Es una preeminencia muy grande del Sistema Penitenciario…

–Sí, porque es el que tiene el control directo, pero si eso no tuviera la reafirmación judicial, debería desaparecer. No sólo tiene preeminencia directa e inmediata, sino que está respaldado por toda la base argumental que usamos quienes estamos en el sistema judicial. Las vulneraciones en el caso de las mujeres son las del sistema penal general más las de su condición de género. Les pegan, les inyectan psicofármacos en exceso para dejarlas atontadas o dormidas; les hacen requisas vejatorias no en términos de seguridad sino de sometimiento subjetivo, de sostener la asimetría y subordinación simbólica que es eficiente al dispositivo de disciplinamiento. Por eso la mortificación y la humillación es algo que con las mujeres está siempre presente en las formas habituales y en microviolencias más invisibles. Nosotras trabajamos tratando de identificar esas violencias y tenemos que hacer un esfuerzo epistemológico para desbloquear eso que no se puede ver y desnaturalizarlo en la otra u otro que tiene naturalizadas las cuestiones inherentes a su condición de pobre, de delincuente, de mujer, que no son ni merecidas ni por las que ya no vale la pena reclamar.

¿Hasta qué edad los niños pueden permanecer con sus madres en el penal?

–Hasta los 4 años y excepcionalmente hasta los 5. Los jardines de infantes en la provincia quedan fuera de los penales y a los niños los llevan las penitenciarias, las mamás no pueden ir a las reuniones escolares, no tienen participación en el proceso educativo de sus hijos porque su condición de presas y de peligrosidad pesa por sobre cualquier otra acepción en lo que significa el proceso de socialización de los chicos.

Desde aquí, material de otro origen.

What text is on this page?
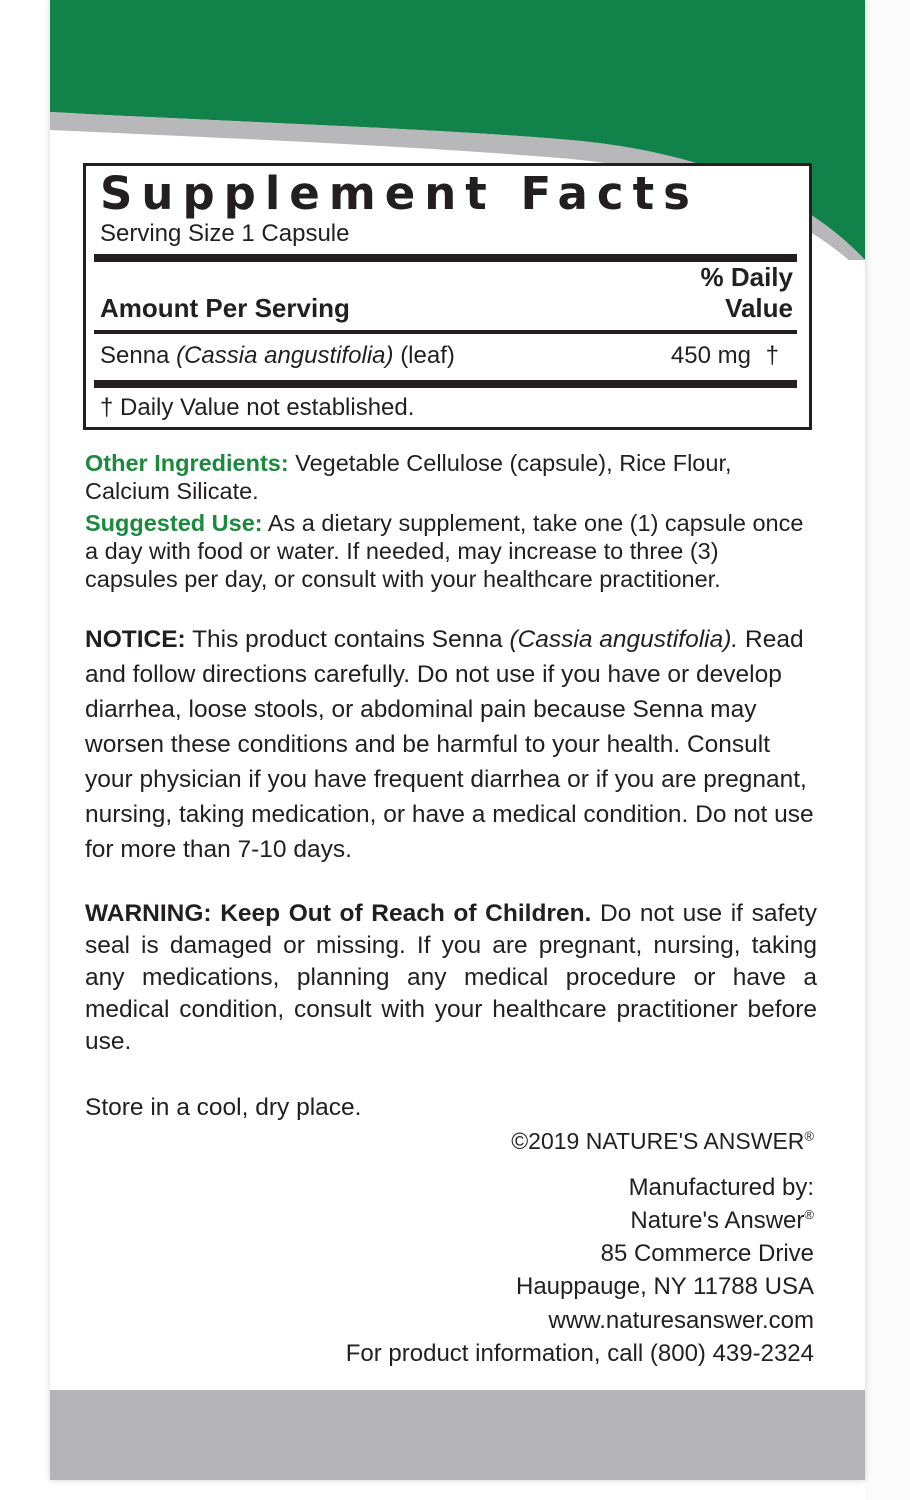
Supplement Facts
Serving Size 1 Capsule
% Daily Value
Amount Per Serving
Senna (Cassia angustifolia) (leaf)	450 mg †
† Daily Value not established.
Other Ingredients: Vegetable Cellulose (capsule), Rice Flour, Calcium Silicate.
Suggested Use: As a dietary supplement, take one (1) capsule once a day with food or water. If needed, may increase to three (3) capsules per day, or consult with your healthcare practitioner.
NOTICE: This product contains Senna (Cassia angustifolia). Read and follow directions carefully. Do not use if you have or develop diarrhea, loose stools, or abdominal pain because Senna may worsen these conditions and be harmful to your health. Consult your physician if you have frequent diarrhea or if you are pregnant, nursing, taking medication, or have a medical condition. Do not use for more than 7-10 days.
WARNING: Keep Out of Reach of Children. Do not use if safety seal is damaged or missing. If you are pregnant, nursing, taking any medications, planning any medical procedure or have a medical condition, consult with your healthcare practitioner before use.
Store in a cool, dry place.
©2019 NATURE'S ANSWER®
Manufactured by:
Nature's Answer®
85 Commerce Drive
Hauppauge, NY 11788 USA
www.naturesanswer.com
For product information, call (800) 439-2324
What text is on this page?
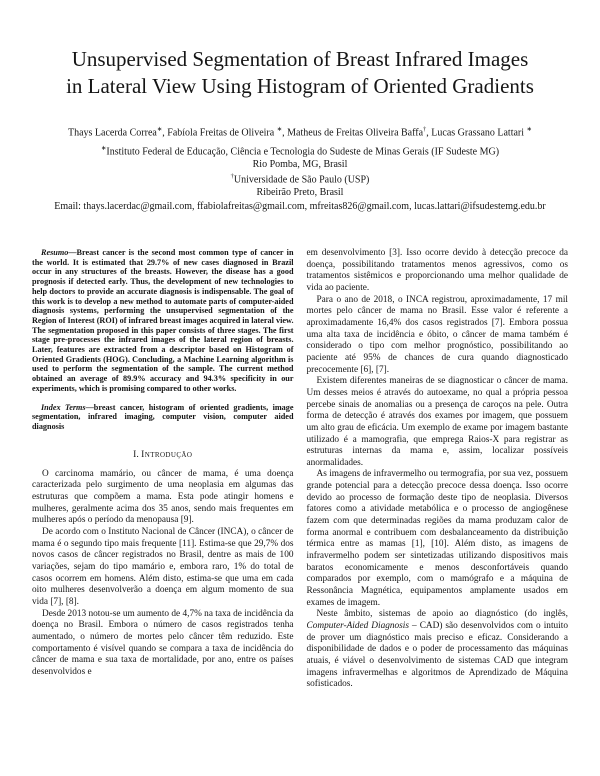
Unsupervised Segmentation of Breast Infrared Images in Lateral View Using Histogram of Oriented Gradients
Thays Lacerda Correa∗, Fabíola Freitas de Oliveira ∗, Matheus de Freitas Oliveira Baffa†, Lucas Grassano Lattari ∗
∗Instituto Federal de Educação, Ciência e Tecnologia do Sudeste de Minas Gerais (IF Sudeste MG)
Rio Pomba, MG, Brasil
†Universidade de São Paulo (USP)
Ribeirão Preto, Brasil
Email: thays.lacerdac@gmail.com, ffabiolafreitas@gmail.com, mfreitas826@gmail.com, lucas.lattari@ifsudestemg.edu.br

Resumo—Breast cancer is the second most common type of cancer in the world. It is estimated that 29.7% of new cases diagnosed in Brazil occur in any structures of the breasts. However, the disease has a good prognosis if detected early. Thus, the development of new technologies to help doctors to provide an accurate diagnosis is indispensable. The goal of this work is to develop a new method to automate parts of computer-aided diagnosis systems, performing the unsupervised segmentation of the Region of Interest (ROI) of infrared breast images acquired in lateral view. The segmentation proposed in this paper consists of three stages. The first stage pre-processes the infrared images of the lateral region of breasts. Later, features are extracted from a descriptor based on Histogram of Oriented Gradients (HOG). Concluding, a Machine Learning algorithm is used to perform the segmentation of the sample. The current method obtained an average of 89.9% accuracy and 94.3% specificity in our experiments, which is promising compared to other works.

Index Terms—breast cancer, histogram of oriented gradients, image segmentation, infrared imaging, computer vision, computer aided diagnosis

I. Introdução

O carcinoma mamário, ou câncer de mama, é uma doença caracterizada pelo surgimento de uma neoplasia em algumas das estruturas que compõem a mama. Esta pode atingir homens e mulheres, geralmente acima dos 35 anos, sendo mais frequentes em mulheres após o período da menopausa [9].

De acordo com o Instituto Nacional de Câncer (INCA), o câncer de mama é o segundo tipo mais frequente [11]. Estima-se que 29,7% dos novos casos de câncer registrados no Brasil, dentre as mais de 100 variações, sejam do tipo mamário e, embora raro, 1% do total de casos ocorrem em homens. Além disto, estima-se que uma em cada oito mulheres desenvolverão a doença em algum momento de sua vida [7], [8].

Desde 2013 notou-se um aumento de 4,7% na taxa de incidência da doença no Brasil. Embora o número de casos registrados tenha aumentado, o número de mortes pelo câncer têm reduzido. Este comportamento é visível quando se compara a taxa de incidência do câncer de mama e sua taxa de mortalidade, por ano, entre os países desenvolvidos e

em desenvolvimento [3]. Isso ocorre devido à detecção precoce da doença, possibilitando tratamentos menos agressivos, como os tratamentos sistêmicos e proporcionando uma melhor qualidade de vida ao paciente.

Para o ano de 2018, o INCA registrou, aproximadamente, 17 mil mortes pelo câncer de mama no Brasil. Esse valor é referente a aproximadamente 16,4% dos casos registrados [7]. Embora possua uma alta taxa de incidência e óbito, o câncer de mama também é considerado o tipo com melhor prognóstico, possibilitando ao paciente até 95% de chances de cura quando diagnosticado precocemente [6], [7].

Existem diferentes maneiras de se diagnosticar o câncer de mama. Um desses meios é através do autoexame, no qual a própria pessoa percebe sinais de anomalias ou a presença de caroços na pele. Outra forma de detecção é através dos exames por imagem, que possuem um alto grau de eficácia. Um exemplo de exame por imagem bastante utilizado é a mamografia, que emprega Raios-X para registrar as estruturas internas da mama e, assim, localizar possíveis anormalidades.

As imagens de infravermelho ou termografia, por sua vez, possuem grande potencial para a detecção precoce dessa doença. Isso ocorre devido ao processo de formação deste tipo de neoplasia. Diversos fatores como a atividade metabólica e o processo de angiogênese fazem com que determinadas regiões da mama produzam calor de forma anormal e contribuem com desbalanceamento da distribuição térmica entre as mamas [1], [10]. Além disto, as imagens de infravermelho podem ser sintetizadas utilizando dispositivos mais baratos economicamente e menos desconfortáveis quando comparados por exemplo, com o mamógrafo e a máquina de Ressonância Magnética, equipamentos amplamente usados em exames de imagem.

Neste âmbito, sistemas de apoio ao diagnóstico (do inglês, Computer-Aided Diagnosis – CAD) são desenvolvidos com o intuito de prover um diagnóstico mais preciso e eficaz. Considerando a disponibilidade de dados e o poder de processamento das máquinas atuais, é viável o desenvolvimento de sistemas CAD que integram imagens infravermelhas e algoritmos de Aprendizado de Máquina sofisticados.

A. C.: –Comenzaron a aparecer casos –que estamos empezando a constatar–, sobre todo en el sistema bonaerense, en los que, como las mujeres están encerradas con sus hijos, aparecen asociaciones filantrópicas de clase media alta que promueven salidas con los chicos y la mujer ahí se encuentra con la disyuntiva de dejar a su hijo encarcelado o darlo para que algunos días esté afuera. Eso termina convirtiéndose en un modo de patronato y la pone en la situación de perder a su hijo, lo que, así lo leo yo, sería una apropiación ilegal que aprovecha una necesidad que está reasegurada por la violencia del Estado. Ahora vamos a empezar a trabajar en esto y a comprobarlo. Ya hemos sido informados de más de tres casos de este tipo.

Casi no hay noticias sobre mujeres encarceladas en los medios de difusión…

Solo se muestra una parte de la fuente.